Technology at the District Office is not the most reliable but this morning I took a chance and went along to print off and photocopy my workshop materials only to find paper was in very short supply. As I was going to need quite a large amount I went in search of some. I didn’t hold out much hope given that shopping in Nyakarambi is a bit of a lottery.

It is not always easy to tell what is sold in any given outlet from the often misleading signs they display but once within their dark interiors many of them turn out to be, what you might call, ‘general stores’ stocking an often random selection of goods.

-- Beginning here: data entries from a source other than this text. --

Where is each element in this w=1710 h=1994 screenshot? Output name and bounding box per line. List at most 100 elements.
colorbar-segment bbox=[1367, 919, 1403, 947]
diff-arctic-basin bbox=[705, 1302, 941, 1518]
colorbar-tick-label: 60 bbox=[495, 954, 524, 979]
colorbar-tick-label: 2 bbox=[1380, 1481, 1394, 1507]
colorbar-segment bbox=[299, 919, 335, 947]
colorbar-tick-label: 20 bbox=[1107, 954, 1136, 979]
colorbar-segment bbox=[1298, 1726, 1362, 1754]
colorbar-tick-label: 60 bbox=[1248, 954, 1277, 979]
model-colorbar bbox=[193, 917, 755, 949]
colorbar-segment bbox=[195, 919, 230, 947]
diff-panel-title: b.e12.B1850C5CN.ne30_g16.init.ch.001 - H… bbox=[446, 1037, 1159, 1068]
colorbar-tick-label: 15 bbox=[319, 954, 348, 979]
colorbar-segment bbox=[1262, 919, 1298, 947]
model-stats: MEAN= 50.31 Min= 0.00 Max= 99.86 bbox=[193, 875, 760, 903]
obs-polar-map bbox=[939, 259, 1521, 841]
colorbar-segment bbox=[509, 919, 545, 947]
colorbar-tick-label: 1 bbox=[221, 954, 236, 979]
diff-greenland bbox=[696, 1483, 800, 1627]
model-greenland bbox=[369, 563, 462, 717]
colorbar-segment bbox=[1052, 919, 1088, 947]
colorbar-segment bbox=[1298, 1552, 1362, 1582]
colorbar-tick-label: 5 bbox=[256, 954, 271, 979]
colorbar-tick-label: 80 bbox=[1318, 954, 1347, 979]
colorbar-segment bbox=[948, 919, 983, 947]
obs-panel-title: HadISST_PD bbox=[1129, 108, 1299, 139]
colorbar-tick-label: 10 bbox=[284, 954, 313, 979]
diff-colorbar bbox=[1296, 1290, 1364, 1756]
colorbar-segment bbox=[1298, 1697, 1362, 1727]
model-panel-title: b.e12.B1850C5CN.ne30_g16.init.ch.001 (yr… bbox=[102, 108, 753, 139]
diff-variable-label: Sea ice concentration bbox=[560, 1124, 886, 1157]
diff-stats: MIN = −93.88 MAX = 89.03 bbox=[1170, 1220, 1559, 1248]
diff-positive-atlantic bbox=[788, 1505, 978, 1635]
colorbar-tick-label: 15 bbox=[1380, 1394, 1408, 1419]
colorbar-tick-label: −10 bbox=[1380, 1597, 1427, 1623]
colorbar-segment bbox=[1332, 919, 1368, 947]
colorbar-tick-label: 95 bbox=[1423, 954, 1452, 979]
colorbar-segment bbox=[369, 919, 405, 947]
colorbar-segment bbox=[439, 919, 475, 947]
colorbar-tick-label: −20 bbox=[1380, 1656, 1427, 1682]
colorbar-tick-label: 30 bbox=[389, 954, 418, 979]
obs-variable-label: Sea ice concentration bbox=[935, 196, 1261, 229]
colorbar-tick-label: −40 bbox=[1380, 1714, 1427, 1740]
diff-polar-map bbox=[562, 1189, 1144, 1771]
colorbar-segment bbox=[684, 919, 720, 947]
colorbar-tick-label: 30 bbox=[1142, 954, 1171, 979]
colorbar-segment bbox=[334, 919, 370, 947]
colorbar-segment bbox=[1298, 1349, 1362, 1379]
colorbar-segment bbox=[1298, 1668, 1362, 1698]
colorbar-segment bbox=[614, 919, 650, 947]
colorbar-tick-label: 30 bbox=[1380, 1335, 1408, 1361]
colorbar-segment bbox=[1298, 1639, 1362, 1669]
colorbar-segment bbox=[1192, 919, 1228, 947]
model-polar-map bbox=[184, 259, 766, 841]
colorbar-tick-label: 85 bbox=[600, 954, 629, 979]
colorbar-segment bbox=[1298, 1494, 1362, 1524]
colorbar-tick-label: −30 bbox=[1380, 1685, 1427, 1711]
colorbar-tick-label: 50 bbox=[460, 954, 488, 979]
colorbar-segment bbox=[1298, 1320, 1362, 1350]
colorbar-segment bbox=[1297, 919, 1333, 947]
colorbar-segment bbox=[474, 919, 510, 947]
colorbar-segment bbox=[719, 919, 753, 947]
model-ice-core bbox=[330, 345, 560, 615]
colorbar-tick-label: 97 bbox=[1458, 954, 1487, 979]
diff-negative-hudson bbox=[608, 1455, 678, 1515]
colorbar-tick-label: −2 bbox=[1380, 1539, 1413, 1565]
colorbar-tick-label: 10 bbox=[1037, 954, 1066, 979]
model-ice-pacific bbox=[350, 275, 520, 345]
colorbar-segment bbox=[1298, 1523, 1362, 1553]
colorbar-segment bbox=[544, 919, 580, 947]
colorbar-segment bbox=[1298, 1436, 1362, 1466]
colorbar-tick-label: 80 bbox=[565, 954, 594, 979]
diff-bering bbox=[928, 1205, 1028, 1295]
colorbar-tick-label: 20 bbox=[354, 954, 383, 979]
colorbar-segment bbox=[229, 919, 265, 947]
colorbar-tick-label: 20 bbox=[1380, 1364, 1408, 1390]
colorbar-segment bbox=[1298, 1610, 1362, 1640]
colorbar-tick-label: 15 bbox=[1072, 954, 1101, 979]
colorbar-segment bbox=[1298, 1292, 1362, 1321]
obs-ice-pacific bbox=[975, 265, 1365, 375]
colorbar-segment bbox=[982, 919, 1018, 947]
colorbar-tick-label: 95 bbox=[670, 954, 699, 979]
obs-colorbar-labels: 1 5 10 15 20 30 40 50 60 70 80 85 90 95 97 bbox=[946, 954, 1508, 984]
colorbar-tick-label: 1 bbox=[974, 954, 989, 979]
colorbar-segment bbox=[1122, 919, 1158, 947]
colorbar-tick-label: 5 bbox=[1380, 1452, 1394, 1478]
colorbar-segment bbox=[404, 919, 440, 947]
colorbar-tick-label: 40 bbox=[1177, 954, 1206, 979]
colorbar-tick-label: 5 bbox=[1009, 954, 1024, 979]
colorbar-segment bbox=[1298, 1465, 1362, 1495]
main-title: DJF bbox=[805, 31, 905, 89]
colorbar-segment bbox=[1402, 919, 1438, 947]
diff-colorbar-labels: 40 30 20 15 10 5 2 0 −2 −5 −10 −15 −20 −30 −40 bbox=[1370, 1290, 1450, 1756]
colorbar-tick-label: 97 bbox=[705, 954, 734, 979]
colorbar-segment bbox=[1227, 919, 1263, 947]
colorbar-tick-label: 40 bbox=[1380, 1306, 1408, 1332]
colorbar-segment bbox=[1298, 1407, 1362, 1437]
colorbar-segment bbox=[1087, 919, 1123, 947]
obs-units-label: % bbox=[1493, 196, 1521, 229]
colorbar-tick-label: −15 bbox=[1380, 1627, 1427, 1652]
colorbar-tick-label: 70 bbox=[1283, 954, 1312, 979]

As luck would have it I bumped into a Victor, a secondary school English teacher, I had been introduced to some time ago. Having gone through the whole hand shaking greetings ritual, which is so important here, I explained my quest and he immediately led me off to an unprepossessing looking shop where, sure enough, three reams of photocopying paper sat on the shelf along side a tins of sardines and packets of Nice biscuits – two very popular luxury items in these parts!   

The next hurdle, as always, was negotiating an acceptable price. 3000 RWF suddenly became 3,200 when the lady in the shop saw she was dealing with a muzungu but having, to my surprise, located such a rare commodity as photocopying paper I wasn’t about to haggle over 20 pence!

With mission accomplished I was by now feeling a bit peckish and set off up the high street to Auberge Ikirezi. The mainly French-speaking staff here are always very friendly and it has a pleasant open courtyard to the rear. More importantly I have recently discovered this is the only place in Nyakarambi where I can get a proper cup of icyayi, hence I’ve become a bit of a regular.  For the princely sum of 600 RWF (60p) they provide a china mug, two tea bags, a thermos of hot water and amandazi (a local type of doughnut).

As I headed back from town towards the District Office I enjoyed my second chance encounter of the morning. A young lad greeted me with a confident, ‘Good morning, how are you?’ and quickly fell into step introducing himself as fourteen year old Gwsenga from the local secondary school. He had finished his exams and had ‘free time’ now until he collected his results on Friday.

Gwsenga had only been speaking English for two years, having previously been taught in French, and I was surprised how fluent he was. He accompanied me for the rest of my journey, during which time he told me he liked English but wanted to improve. He was working hard at his studies and was fortunate that his parents were able to support his secondary education by growing pineapples which were sold on to markets and retail outlets in Kigali.

Gwsenga’s family live near the local medical centre and one day he hopes he can become a doctor and help cure the many ill people he sees around him in his country. He told me that he had been a little bit frightened to approach me, a white person, but he wanted to practice his English and could we exchange email addresses so that we might correspond when I return to England. I was pleased to do so.      

I was most impressed by Gwsenga. Bright young men and women like him, with a social conscience, who are motivated to improve themselves, through education, can provide a bright future for this developing nation.